Volmer was created as a result of the expansion of the railroad towards Athabasca in 1908, reports Black Robe’s Vision. It was named after farmer Joseph Vollmer, who sold the railroad the necessary land. At one time, Volmer had two grain elevators, a two-storey store, and a stockyard. Bocock said the one-car diesel train that serviced the area was known as “The Skunk” due to the smell of its exhaust.
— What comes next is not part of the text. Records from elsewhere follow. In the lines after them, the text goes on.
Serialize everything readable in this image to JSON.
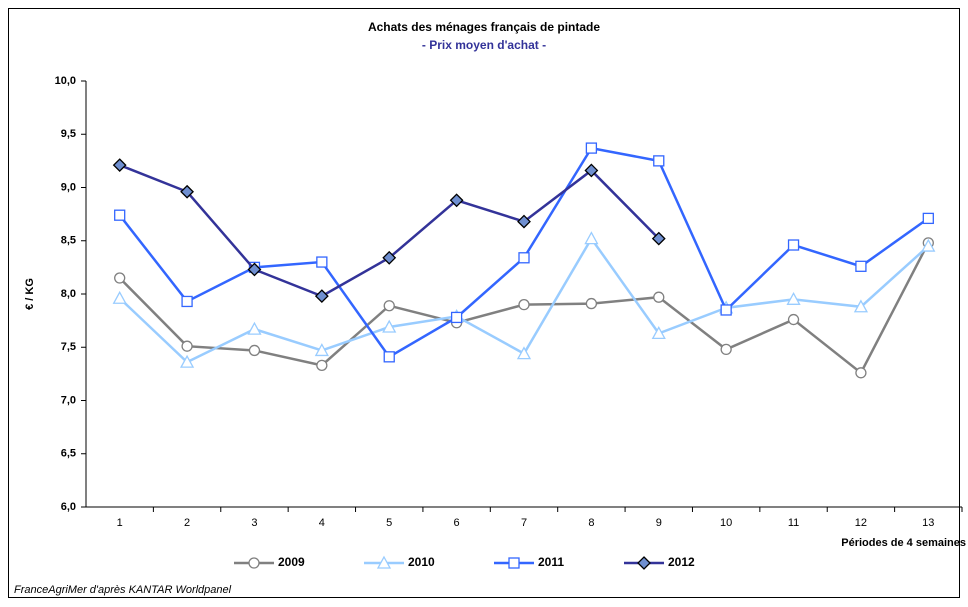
{
  "chart_data": {
    "type": "line",
    "title": "Achats des ménages français de pintade",
    "subtitle": "- Prix moyen d'achat -",
    "y_label": "€ / KG",
    "x_label": "Périodes de 4 semaines",
    "source": "FranceAgriMer d'après KANTAR Worldpanel",
    "categories": [
      "1",
      "2",
      "3",
      "4",
      "5",
      "6",
      "7",
      "8",
      "9",
      "10",
      "11",
      "12",
      "13"
    ],
    "ylim": [
      6,
      10
    ],
    "yticks": [
      {
        "value": 6,
        "label": "6,0"
      },
      {
        "value": 6.5,
        "label": "6,5"
      },
      {
        "value": 7,
        "label": "7,0"
      },
      {
        "value": 7.5,
        "label": "7,5"
      },
      {
        "value": 8,
        "label": "8,0"
      },
      {
        "value": 8.5,
        "label": "8,5"
      },
      {
        "value": 9,
        "label": "9,0"
      },
      {
        "value": 9.5,
        "label": "9,5"
      },
      {
        "value": 10,
        "label": "10,0"
      }
    ],
    "grid": false,
    "legend": "bottom",
    "series": [
      {
        "name": "2009",
        "color": "#808080",
        "marker": "circle",
        "marker_fill": "#ffffff",
        "values": [
          8.15,
          7.51,
          7.47,
          7.33,
          7.89,
          7.73,
          7.9,
          7.91,
          7.97,
          7.48,
          7.76,
          7.26,
          8.48
        ]
      },
      {
        "name": "2010",
        "color": "#99ccff",
        "marker": "triangle",
        "marker_fill": "#ffffff",
        "values": [
          7.96,
          7.36,
          7.67,
          7.47,
          7.69,
          7.79,
          7.44,
          8.52,
          7.63,
          7.87,
          7.95,
          7.88,
          8.45
        ]
      },
      {
        "name": "2011",
        "color": "#3366ff",
        "marker": "square",
        "marker_fill": "#ffffff",
        "values": [
          8.74,
          7.93,
          8.25,
          8.3,
          7.41,
          7.78,
          8.34,
          9.37,
          9.25,
          7.85,
          8.46,
          8.26,
          8.71
        ]
      },
      {
        "name": "2012",
        "color": "#333399",
        "marker": "diamond",
        "marker_fill": "#6f8fd0",
        "values": [
          9.21,
          8.96,
          8.23,
          7.98,
          8.34,
          8.88,
          8.68,
          9.16,
          8.52,
          null,
          null,
          null,
          null
        ]
      }
    ]
  }
}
Volmer went into a steep decline when one of its elevators burned down around 1945, Bocock said. He was one of the last students to graduate from the school before it went, too. When the post office shuttered in 1968, “that was the end of Volmer.”
Names of the past
Like Volmer, the origins of most Sturgeon County place names are likely a fading memory to most residents.While Bon Accord does have an official tartan, it doesn’t have a big Scottish presence today or any official link to Aberdeen, Hutton said.
“Everyone says they’re from Bon Accord, but the terminology has lost a lot of its meaning.”
Kindleman said she recently dropped a note on the origins of Namao’s name in the community’s newsletter, and always looks up the stories behind place names whenever she goes travelling.
“It connects you with the ancestry,” she said, noting that many refer to the initial settlers of a region.
While their meanings may have faded, the names of Sturgeon County’s communities are still a source of pride for those who live in them.
“I don’t think anyone has a ‘Namao’ address anymore,” Kindleman said, “but do we all think we still live in Namao? You better believe we do.”